The AP cited Jessika Padilla Rivera, the interim president of Puerto Rico’s elections commission, to report that the miscount “stemmed from a software issue that caused machines supplied by Dominion Voting Systems to incorrectly calculate vote totals.” Dominion confirmed that “software issues stemmed from the digital files used to export results from the machines,” according to the report.

The primary was held so the Popular Democratic Party, which supports keeping the island’s current status as a territory, and the New Progressive Party, which supports Puerto Rican statehood, could choose their respective candidates for the island’s gubernatorial race. Though no one is contesting the results of the race, at least 6,000 Dominion Voting Systems machines were reportedly used in the primary.

The AP reported that “both parties reported hundreds of ballots showing inaccurate results, with the PNP reporting over 700 errors and the PPD pointing to some 350 discrepancies.”
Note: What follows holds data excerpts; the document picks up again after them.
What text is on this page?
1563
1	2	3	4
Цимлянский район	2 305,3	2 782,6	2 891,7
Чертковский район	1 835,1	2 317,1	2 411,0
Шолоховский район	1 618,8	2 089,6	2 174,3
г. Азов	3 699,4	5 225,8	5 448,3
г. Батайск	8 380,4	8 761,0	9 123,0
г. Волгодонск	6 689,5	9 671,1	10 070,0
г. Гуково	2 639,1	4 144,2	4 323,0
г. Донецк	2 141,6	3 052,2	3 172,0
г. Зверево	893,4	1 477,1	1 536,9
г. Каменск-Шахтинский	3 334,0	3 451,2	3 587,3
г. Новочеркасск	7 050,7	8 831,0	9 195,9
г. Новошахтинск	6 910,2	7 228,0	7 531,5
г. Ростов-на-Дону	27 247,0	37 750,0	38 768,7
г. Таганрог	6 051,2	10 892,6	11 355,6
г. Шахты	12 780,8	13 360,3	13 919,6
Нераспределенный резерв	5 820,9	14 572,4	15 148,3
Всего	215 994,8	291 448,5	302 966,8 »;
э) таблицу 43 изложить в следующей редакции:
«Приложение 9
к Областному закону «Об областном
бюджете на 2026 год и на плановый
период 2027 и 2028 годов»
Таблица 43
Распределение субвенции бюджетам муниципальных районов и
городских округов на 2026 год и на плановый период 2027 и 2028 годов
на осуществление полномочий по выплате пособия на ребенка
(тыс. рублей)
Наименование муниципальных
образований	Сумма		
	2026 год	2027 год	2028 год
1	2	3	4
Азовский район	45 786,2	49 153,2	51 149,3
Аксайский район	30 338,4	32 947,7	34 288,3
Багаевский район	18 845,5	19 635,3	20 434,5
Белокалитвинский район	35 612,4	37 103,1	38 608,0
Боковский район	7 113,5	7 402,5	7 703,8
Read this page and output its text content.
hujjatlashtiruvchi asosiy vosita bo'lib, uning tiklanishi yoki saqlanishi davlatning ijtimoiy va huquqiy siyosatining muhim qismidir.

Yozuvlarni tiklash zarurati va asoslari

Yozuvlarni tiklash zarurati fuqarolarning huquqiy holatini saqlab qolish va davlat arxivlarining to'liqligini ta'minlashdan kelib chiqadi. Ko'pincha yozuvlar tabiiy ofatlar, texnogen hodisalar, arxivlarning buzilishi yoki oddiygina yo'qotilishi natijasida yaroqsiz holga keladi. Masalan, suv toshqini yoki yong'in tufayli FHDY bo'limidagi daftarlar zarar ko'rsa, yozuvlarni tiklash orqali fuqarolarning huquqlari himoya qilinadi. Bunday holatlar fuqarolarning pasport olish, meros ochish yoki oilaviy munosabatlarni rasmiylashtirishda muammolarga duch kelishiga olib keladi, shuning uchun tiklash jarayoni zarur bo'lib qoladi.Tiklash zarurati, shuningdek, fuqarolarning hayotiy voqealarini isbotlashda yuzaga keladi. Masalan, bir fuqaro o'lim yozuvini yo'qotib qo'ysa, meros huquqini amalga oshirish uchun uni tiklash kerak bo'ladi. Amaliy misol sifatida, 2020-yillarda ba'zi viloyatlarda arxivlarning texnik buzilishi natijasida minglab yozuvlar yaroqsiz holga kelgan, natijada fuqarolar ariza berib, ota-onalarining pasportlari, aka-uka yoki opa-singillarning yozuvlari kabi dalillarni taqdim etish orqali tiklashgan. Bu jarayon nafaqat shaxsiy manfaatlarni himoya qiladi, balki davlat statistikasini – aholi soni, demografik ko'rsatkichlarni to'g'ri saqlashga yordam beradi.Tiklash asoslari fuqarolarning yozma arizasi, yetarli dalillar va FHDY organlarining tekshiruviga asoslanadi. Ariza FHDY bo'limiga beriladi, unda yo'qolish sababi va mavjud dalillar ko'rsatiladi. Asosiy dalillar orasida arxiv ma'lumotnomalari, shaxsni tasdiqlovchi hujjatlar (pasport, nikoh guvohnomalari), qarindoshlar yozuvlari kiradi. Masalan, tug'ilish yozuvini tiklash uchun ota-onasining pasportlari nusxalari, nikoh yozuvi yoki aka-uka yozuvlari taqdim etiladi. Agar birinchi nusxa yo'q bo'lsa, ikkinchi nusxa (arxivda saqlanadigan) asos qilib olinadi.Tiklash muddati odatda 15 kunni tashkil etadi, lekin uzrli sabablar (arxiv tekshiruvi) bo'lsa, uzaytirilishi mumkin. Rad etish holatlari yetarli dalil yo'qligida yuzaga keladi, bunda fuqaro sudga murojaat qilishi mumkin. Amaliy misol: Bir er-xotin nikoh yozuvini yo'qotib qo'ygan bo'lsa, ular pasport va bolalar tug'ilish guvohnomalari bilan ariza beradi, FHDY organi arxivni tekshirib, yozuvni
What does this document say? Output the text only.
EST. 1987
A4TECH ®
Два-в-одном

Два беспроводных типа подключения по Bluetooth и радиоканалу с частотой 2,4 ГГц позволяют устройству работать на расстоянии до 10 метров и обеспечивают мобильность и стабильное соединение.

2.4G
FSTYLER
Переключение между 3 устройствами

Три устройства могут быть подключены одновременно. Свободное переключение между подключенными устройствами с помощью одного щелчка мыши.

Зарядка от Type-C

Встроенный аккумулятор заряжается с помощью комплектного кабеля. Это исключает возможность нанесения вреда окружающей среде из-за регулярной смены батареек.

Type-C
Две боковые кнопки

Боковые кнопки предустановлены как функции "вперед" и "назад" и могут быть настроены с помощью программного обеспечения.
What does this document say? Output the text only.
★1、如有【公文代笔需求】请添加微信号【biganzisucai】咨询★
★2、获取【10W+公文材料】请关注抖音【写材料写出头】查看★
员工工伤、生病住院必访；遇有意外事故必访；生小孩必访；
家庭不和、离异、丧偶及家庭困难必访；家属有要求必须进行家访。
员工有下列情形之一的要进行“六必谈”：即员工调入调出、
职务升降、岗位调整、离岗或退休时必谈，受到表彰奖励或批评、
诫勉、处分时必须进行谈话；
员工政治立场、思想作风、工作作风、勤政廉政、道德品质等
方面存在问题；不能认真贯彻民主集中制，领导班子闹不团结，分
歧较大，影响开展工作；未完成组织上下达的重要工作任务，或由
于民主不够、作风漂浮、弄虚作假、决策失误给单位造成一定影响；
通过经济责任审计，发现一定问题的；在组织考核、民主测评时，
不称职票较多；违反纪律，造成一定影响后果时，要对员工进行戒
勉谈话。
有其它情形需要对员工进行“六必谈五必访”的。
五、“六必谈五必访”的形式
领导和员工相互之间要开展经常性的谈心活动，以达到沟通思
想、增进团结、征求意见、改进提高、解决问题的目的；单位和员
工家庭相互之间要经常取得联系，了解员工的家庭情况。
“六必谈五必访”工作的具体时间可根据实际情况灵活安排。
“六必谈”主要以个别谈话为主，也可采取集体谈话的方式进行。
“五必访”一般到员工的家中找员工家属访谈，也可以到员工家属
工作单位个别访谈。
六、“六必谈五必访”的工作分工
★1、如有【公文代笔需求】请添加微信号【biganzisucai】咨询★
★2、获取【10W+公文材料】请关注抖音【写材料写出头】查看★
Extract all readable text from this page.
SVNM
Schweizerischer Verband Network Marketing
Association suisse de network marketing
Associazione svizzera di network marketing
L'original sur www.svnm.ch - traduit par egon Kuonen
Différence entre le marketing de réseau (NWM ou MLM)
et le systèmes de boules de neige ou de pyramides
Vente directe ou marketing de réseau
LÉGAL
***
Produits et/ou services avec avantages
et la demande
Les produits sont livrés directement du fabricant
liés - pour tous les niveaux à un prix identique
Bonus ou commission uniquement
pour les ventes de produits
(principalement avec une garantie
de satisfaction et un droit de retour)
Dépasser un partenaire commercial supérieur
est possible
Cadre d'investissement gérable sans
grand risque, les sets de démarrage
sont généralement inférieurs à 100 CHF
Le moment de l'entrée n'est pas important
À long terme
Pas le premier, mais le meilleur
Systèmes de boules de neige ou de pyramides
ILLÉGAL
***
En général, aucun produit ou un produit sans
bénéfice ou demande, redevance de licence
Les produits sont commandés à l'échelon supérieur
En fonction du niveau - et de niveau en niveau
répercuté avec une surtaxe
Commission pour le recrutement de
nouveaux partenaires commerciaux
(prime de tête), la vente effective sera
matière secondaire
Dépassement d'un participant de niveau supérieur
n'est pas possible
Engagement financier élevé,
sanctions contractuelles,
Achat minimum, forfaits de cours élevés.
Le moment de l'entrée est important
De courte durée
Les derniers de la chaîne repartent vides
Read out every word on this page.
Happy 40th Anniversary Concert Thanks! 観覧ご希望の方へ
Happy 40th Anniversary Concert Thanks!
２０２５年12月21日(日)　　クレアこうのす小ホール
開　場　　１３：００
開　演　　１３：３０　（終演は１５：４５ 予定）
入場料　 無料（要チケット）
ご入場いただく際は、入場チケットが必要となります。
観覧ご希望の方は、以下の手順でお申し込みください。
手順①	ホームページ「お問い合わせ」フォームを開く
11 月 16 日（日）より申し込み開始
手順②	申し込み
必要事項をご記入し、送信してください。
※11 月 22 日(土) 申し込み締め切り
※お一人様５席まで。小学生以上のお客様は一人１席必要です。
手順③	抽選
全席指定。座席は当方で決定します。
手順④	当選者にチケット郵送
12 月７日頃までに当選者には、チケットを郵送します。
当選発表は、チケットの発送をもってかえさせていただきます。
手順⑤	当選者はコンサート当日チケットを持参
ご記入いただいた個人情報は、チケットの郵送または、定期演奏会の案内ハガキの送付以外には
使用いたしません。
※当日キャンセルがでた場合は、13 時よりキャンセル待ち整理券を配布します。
The elections commission conducted an audit of the paper receipts from the ballot-tabulating machines, the outlet reported.

“The concern is that we obviously have elections in November, and we must provide the (island) not only with the assurance that the machine produces a correct result, but also that the result it produces is the same one that is reported,” Padilla reportedly said.

“We cannot allow the public’s confidence in the voting process to continue to be undermined as we approach the general elections,” urged José Varela, the vice president of Puerto Rico’s House of Representatives, according to the report. Meanwhile, Puerto Rico’s Ombudsman Edwin García Feliciano reportedly called for the governor and other federal authorities to create a plan to avoid a similar scenario in November.

“Predictable circumstances, which are well known to the public, cannot be addressed by improvisation and in a rush,” García Feliciano reportedly said.

Independent presidential hopeful Robert F. Kennedy raised concerns about the issues in a post on X, stating should he win, he would “require paper ballots.”

“What happens in jurisdictions where there is no paper trail?” Kennedy asked in a post on X. “US citizens need to know that every one of their votes were counted, and that their elections cannot be hacked. We need to return to paper ballots to avoid electronic interference with elections.”

“My administration will require paper ballots and we will guarantee honest and fair elections,” Kennedy’s post continued.

Billionaire and X owner Elon Musk echoed Kennedy’s post, adding “We should eliminate electronic voting machines. The risk of being hacked by humans or AI, while small, is still too high.”